Mi primera opción fue pasar del asunto. Uno sabe que un banco nunca da ni los buenos días por nada, así que me intuía una trampa. Pero a medida que avanzaba el día empecé a planteármelo. No se. Tal vez la sombra de mi madre, que siempre se queja que nunca le toca nada, aunque juega a los ciegos, euromillones y todo eso. Tal vez la posibilidad de entrar en casa con algo novedoso, “me ha tocado”, y si no nos interesaba colocárselo a alguien. O igual era por una vez sacarle algo a un banco. Decidí que no perdía nada por ir hoy al banco (“recuerde, antes de la una”) e informarme de que iba exactamente el tema. Aunque eso significase que M.J. se unía a los deslumbrados por la posibilidad del gratis total, que tanto abundan en la ciudad donde vive.

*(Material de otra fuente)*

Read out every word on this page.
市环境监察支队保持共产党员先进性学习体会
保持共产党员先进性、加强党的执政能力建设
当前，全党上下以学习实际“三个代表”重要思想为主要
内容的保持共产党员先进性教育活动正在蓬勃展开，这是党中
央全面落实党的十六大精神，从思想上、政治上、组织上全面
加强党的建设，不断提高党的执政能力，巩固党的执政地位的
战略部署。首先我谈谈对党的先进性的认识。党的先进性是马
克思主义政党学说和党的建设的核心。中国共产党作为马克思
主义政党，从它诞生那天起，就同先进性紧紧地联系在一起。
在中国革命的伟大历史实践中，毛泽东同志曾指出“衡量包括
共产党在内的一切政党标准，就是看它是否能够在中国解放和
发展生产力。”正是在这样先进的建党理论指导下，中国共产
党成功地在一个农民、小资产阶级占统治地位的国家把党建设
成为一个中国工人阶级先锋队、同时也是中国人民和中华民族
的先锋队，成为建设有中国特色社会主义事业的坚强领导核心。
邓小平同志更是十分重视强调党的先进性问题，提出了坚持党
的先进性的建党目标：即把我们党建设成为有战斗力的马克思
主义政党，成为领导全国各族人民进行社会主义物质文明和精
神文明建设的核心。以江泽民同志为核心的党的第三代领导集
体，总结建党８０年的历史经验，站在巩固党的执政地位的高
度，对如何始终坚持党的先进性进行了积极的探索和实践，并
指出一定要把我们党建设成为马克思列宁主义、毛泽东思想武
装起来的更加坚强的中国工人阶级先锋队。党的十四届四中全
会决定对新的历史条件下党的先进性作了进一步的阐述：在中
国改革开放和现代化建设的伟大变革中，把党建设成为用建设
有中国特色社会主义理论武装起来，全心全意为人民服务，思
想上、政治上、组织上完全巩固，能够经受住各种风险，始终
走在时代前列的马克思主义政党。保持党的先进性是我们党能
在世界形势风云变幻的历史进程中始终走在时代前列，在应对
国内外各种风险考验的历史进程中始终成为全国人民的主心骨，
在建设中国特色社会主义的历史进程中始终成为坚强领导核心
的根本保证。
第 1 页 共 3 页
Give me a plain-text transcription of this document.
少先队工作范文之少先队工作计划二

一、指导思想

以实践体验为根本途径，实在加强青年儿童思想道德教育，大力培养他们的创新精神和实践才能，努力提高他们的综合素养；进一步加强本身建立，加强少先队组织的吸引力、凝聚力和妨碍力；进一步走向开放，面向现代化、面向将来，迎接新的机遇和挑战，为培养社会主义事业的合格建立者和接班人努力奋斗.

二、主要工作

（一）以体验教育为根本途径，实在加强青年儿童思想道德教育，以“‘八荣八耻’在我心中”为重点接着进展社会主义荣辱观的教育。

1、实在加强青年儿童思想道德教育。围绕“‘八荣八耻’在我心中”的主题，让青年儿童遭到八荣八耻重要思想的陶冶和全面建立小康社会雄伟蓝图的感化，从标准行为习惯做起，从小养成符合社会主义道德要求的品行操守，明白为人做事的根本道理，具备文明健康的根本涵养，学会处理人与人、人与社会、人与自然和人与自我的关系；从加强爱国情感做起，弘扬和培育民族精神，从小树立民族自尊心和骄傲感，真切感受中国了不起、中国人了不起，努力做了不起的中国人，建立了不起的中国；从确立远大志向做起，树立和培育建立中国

No hizo falta siquiera que buscase a la tal Silvia. En las cristaleras de la oficina había un magnífico cártel que hablaba de la promoción, con su correspondiente letra muy pequeña. Ésta decía que el edredón te lo regalaban si te comprometías a tener cierta cantidad de dinero inmovilizada una serie de meses (TAE 4’y pico %). Lo mejor es que los intereses estaban sometidos a las retenciones fiscales que marca la ley y sobre todo que el IVA del regalito, 6’22 €, iban a cargo de tu cuenta. O sea, que la tal Silvia, en vez de decirme directamente las opciones comerciales que tenía mi ingreso económico en su banco, usó la estratagema de deslumbrarme con lo del edredón cinco piezas nórdico de pata negra para embaucarme y hacer que parte de mi dinero –proveniente por otra parte de mis labores festivaleras, no crean que tiene que ver con Marbellas y similares- se moviese y no se pudriese en mi cuenta.
Así que pasé del edredón, pues lo que me esperaba no era un apretón de manos y unas gracias por mi fidelidad a la institución, sino una aburrida exposición comercial que a buen seguro se apañarían ellos de que sobrepasase los meses estipulados. Aunque quien sabe. Igual espero a que haya una vajilla o algo más sustancioso para aceptar inmovilizar mi dinero. Eso sí, si a partir de ahora les cobró el IVA en los regalos de cumpleaños no se extrañen. Hay que imitar a los pulmones financieros de nuestro país.